Cosa ci porterà in eredità questa drammatica vicenda?
La pandemia ha sicuramente impattato sulla vita di tutti e ha permesso ad alcune persone di mettere in discussione la propria vita o la propria posizione nei confronti della vita. Alcuni hanno cambiato lavoro, alcuni città di residenza, qualcuno si è innamorato e qualcuno ha saputo di aspettare un bambino. Non tutto è andato bene però e il disagio psicologico che vediamo in giro e che ascoltiamo in analisi dice tanto della nostra fragilità umana e di quanto la parola dell’Altro, uno sguardo, un abbraccio, un sorriso, non siano elementi densi di significato e intrisi di quell’amore verso l’altro che ci caratterizza come esseri umani e che ci consente di farci forza l’un l’altro per superare le difficoltà. Il lockdown è stata anche l’occasione per fare i conti con vissuti ai quali non siamo abituati nella società contemporanea. Ad esempio abbiamo incontrato la rinuncia, la privazione, il cambiamento, la frustrazione, la paura, la distanza fisica, l’assenza e non è stato facile confrontarsi e gestire queste emozioni.
In che modo è possibile trarre il meglio da questi giorni e da quelli che verranno?

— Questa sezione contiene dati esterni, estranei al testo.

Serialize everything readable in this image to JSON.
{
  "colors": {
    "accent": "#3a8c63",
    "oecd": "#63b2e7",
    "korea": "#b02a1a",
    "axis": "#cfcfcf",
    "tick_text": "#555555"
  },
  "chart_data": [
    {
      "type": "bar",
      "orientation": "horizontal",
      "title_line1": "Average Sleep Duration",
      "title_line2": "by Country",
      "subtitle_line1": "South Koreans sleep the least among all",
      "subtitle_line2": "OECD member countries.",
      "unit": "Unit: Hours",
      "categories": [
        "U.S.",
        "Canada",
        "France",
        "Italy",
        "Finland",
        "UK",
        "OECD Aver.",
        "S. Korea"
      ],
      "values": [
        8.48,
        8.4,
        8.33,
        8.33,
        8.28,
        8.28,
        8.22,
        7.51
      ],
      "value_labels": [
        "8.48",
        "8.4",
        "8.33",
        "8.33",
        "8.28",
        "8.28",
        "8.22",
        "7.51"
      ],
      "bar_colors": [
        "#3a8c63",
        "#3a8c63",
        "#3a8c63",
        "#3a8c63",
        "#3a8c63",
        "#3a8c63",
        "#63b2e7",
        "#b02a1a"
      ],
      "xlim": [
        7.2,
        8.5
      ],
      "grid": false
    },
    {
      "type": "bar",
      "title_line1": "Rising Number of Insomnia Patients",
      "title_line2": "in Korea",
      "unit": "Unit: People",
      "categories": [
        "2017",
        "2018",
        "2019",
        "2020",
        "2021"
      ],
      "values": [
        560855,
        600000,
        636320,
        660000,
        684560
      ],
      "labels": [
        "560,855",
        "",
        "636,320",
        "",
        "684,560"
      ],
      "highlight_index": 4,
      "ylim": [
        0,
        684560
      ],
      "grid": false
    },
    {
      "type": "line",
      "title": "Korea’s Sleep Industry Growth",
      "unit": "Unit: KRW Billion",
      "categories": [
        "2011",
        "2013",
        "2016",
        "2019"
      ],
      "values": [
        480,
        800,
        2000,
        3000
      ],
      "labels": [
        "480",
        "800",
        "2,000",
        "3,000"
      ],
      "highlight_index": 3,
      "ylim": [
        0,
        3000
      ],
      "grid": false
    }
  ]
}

Queste pagine desiderano essere uno strumento che possa avviare una riflessione profonda che valorizzi e rilanci quanto di positivo sta emergendo ed è già emerso in questa particolare condizione sanitaria, perché non vada perduto quanto di così prezioso questi giorni ci stanno insegnando. È però responsabilità di ciascuno di noi non vivere, passivamente, questo momento solo come una parentesi buia, ma cogliere, attivamente, la grande occasione di crescita e di rilancio di alcuni valori che, nella fretta delle nostre città, delle nostre vite frenetiche sempre piene di impegni, ci stavamo perdendo. Abbiamo dovuto rallentare, per forza e non per scelta, ci siamo stretti emotivamente gli uni agli altri, per scelta e non per forza, stretti “a coorte” come recita il nostro inno nazionale, ma cosa ne sarà di tutto questo finita l’emergenza? Sapremo trattenere il meglio da questa esperienza? Saremo in grado di riorganizzazione le priorità e ricalibrare i valori autentici e profondi della nostra vita? A ciascuno la sua risposta.